The statements contained in this Current Report on Form 8-K are not purely historical, including statements regarding the Company’s expectations, hopes, beliefs, intentions, or strategies regarding the future, are forward-looking statements within the meaning of Section 27A of the Securities Act of 1933, as amended, and Section 21E of the Securities Exchange Act of 1934, as amended. Forward-looking statements include statements regarding, among other things, the Company’s performance going forward. Forward-looking statements may be identified by words including, but not limited to, “anticipates,” “believes,” “intends,” “estimates,” “promises,” “expects,” “should,” “conditioned upon,” and similar expressions. Prospective investors are cautioned that any such forward-looking statements are not guarantees of future performance and involve risks and uncertainties, and that actual results may differ materially from those projected in the forward-looking statements as a result of various factors.
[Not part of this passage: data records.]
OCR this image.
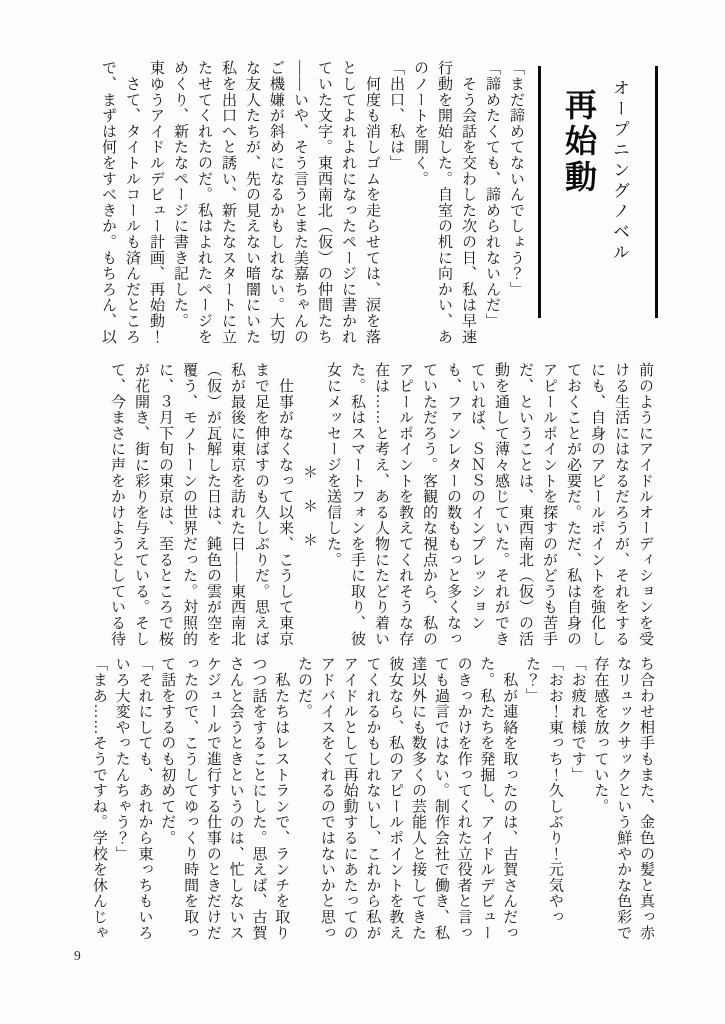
オープニングノベル
再始動

「まだ諦めてないんでしょう？」

「諦めたくても、諦められないんだ」

　そう会話を交わした次の日、私は早速行動を開始した。自室の机に向かい、あのノートを開く。

「出口、私は」

　何度も消しゴムを走らせては、涙を落としてよれよれになったページに書かれていた文字。東西南北（仮）の仲間たち――いや、そう言うとまた美嘉ちゃんのご機嫌が斜めになるかもしれない。大切な友人たちが、先の見えない暗闇にいた私を出口へと誘い、新たなスタートに立たせてくれたのだ。私はよれたページをめくり、新たなページに書き記した。

東ゆうアイドルデビュー計画、再始動！

　さて、タイトルコールも済んだところで、まずは何をすべきか。もちろん、以

前のようにアイドルオーディションを受ける生活にはなるだろうが、それをするにも、自身のアピールポイントを強化しておくことが必要だ。ただ、私は自身のアピールポイントを探すのがどうも苦手だ、ということは、東西南北（仮）の活動を通して薄々感じていた。それができていれば、ＳＮＳのインプレッションも、ファンレターの数ももっと多くなっていただろう。客観的な視点から、私のアピールポイントを教えてくれそうな存在は……と考え、ある人物にたどり着いた。私はスマートフォンを手に取り、彼女にメッセージを送信した。

＊　＊　＊

　仕事がなくなって以来、こうして東京まで足を伸ばすのも久しぶりだ。思えば私が最後に東京を訪れた日――東西南北（仮）が瓦解した日は、鈍色の雲が空を覆う、モノトーンの世界だった。対照的に、３月下旬の東京は、至るところで桜が花開き、街に彩りを与えている。そして、今まさに声をかけようとしている待

ち合わせ相手もまた、金色の髪と真っ赤なリュックサックという鮮やかな色彩で存在感を放っていた。

「お疲れ様です」

「おお！東っち！久しぶり！元気やった？」

　私が連絡を取ったのは、古賀さんだった。私たちを発掘し、アイドルデビューのきっかけを作ってくれた立役者と言っても過言ではない。制作会社で働き、私達以外にも数多くの芸能人と接してきた彼女なら、私のアピールポイントを教えてくれるかもしれないし、これから私がアイドルとして再始動するにあたってのアドバイスをくれるのではないかと思ったのだ。

　私たちはレストランで、ランチを取りつつ話をすることにした。思えば、古賀さんと会うときというのは、忙しないスケジュールで進行する仕事のときだけだったので、こうしてゆっくり時間を取って話をするのも初めてだ。

「それにしても、あれから東っちもいろいろ大変やったんちゃう？」

「まあ……そうですね。学校を休んじゃ

9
Specifically, there are significant risks associated with acquisitions, including the Company’s ability to successfully integrate this acquisition on a timely basis, retain key employees, retain key customers, and grow its business with the U.S. Federal Government. There can be no assurance that it will have the impact on the Company’s performance as contemplated in this release. All forward-looking statements included in this 8-K are based on information available to the Company on the date hereof, and the Company assumes no obligation to update any such forward-looking statements. Prospective investors should also review the Company’s Reports on Forms 8-K, 10-Q, and 10-K filed with the United States Securities and Exchange Commission, including Management’s Discussion and Analysis of Financial Condition and Results of Operations.
 
 
 
E-1

 
 
Item 9.01
 
Financial Statements and Exhibits
     
   
(D) The following exhibits are included with the report:
     
Exhibit 99.1
 
Press Release of TechTeam Global, Inc. dated September 4, 2007.

 
SIGNATURE
 
Pursuant to the requirements of the Securities Exchange Act of 1934, the registrant has duly caused this report to be signed on its behalf by the undersigned thereunto duly authorized.
 
     
  TECHTEAM GLOBAL, INC.
 
 
 
 
 
 
Date: September 5, 2007 By:   /s/ Michael A. Sosin
 
Michael A. Sosin
  Vice President, General Counsel and Secretary
 
 
 
E-2

 
 
EXHIBIT INDEX
 
Exhibit No.
 
Description
     
99.1
 
TechTeam Global, Inc. Press Release dated September 4, 2007.